An autologous cellular based treatment of a traumatic cartilage injury requires a procedure whereby a biopsy of healthy cartilage is removed from the patient and the cells isolated and expanded by monolayer passage. This increases the cell number to required levels but also leads to a de‐differentiation of the cells. We aim to produce a scaffold‐free, de‐novo implant from a biopsy of cartilage. Methods: Bovine chondrocytes were isolated from a small biopsy and expanded.
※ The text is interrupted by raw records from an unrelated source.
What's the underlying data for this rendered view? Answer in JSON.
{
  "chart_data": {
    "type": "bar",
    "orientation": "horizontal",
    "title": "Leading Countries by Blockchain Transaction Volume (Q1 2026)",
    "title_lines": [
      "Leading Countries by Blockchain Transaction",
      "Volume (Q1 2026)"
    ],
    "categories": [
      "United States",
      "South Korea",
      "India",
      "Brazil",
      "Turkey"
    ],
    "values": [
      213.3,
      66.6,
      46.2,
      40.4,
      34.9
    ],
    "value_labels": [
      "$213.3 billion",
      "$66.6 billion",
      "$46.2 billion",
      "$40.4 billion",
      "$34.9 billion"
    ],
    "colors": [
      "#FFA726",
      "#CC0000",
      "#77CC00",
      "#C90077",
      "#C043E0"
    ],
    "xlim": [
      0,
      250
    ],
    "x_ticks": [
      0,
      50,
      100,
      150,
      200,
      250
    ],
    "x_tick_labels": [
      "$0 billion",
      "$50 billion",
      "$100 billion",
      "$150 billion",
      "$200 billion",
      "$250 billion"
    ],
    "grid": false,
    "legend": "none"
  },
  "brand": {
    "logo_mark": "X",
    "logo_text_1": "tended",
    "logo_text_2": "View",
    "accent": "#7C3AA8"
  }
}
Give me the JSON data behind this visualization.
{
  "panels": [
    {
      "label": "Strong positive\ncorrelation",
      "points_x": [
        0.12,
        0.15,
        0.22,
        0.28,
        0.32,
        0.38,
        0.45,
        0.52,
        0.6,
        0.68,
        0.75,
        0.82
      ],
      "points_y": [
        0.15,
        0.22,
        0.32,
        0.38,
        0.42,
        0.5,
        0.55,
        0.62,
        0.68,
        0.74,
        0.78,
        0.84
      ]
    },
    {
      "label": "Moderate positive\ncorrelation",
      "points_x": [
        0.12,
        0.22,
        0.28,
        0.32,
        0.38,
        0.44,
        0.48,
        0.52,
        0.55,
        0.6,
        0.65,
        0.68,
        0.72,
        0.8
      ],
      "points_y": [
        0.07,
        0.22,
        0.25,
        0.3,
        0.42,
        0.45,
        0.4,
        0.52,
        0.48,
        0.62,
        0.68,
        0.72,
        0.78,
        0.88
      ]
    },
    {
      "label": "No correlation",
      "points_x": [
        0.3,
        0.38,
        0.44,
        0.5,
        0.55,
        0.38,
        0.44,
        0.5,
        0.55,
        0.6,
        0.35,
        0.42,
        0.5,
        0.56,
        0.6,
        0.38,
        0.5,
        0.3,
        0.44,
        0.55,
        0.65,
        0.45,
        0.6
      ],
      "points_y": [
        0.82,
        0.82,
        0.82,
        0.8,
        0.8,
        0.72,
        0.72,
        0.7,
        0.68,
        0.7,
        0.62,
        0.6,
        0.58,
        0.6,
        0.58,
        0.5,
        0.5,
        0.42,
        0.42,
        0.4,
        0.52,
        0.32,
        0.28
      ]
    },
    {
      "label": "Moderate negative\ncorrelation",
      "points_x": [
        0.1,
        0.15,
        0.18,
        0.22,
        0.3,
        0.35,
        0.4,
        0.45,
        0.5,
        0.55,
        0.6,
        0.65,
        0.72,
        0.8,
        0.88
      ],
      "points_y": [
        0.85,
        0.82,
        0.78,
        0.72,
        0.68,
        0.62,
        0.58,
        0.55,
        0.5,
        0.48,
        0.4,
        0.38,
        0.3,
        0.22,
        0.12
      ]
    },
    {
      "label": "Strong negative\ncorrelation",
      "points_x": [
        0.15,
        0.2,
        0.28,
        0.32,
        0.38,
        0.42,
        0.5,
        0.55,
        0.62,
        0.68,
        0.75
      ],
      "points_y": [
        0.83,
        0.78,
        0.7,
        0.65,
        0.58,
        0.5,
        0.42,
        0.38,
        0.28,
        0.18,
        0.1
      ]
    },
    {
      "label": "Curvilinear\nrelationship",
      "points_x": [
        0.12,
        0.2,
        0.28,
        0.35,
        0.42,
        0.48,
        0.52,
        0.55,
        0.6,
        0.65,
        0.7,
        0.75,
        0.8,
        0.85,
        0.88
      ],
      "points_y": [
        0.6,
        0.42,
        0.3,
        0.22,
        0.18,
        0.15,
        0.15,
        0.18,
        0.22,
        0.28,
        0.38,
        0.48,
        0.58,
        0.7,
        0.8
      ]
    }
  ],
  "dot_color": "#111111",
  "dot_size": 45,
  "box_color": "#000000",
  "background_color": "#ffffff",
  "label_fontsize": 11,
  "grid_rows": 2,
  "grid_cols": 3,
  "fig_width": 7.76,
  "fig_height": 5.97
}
The chondrocytic phenotype of the monolayer expanded cells was recovered during a period of culture in alginate and the effect of factors such as IGF1, TFGβ1 and dexamethasone was investigated. Results: During the alginate culture period a pre‐treatment with IGF1 and dexamethasone was shown to have little effect. IGF1 however increased the glycosaminoglycan/DNA (GAG/DNA) content on day 14 to 84.95±5ng/ng compared with 37.3±1.8ng/ng in the controls (P <0.001). 35S labeling demonstrated an increased GAG synthesis in the presence of IGF1 (P < 0.001). IGF1 also induced a increase of DNA content 1383±314ng/bead compared to 512±19ng/bead in the controls (P < 0.001).The cells were released from the alginate and cultured in a silicon mould for a further 14 days to obtain a three dimensional implant. Releasing the cells from the alginate and casting in a mould produced an implant of defined shape which contained no foreign material. After 31 days of culture the implants contained 152.4±13.14ng/ng GAG/DNA and 42.93±10.23ng/ng collagen II. Discussion: We believe alginate released chondrocytes provide a real alternative to artificial scaffolds.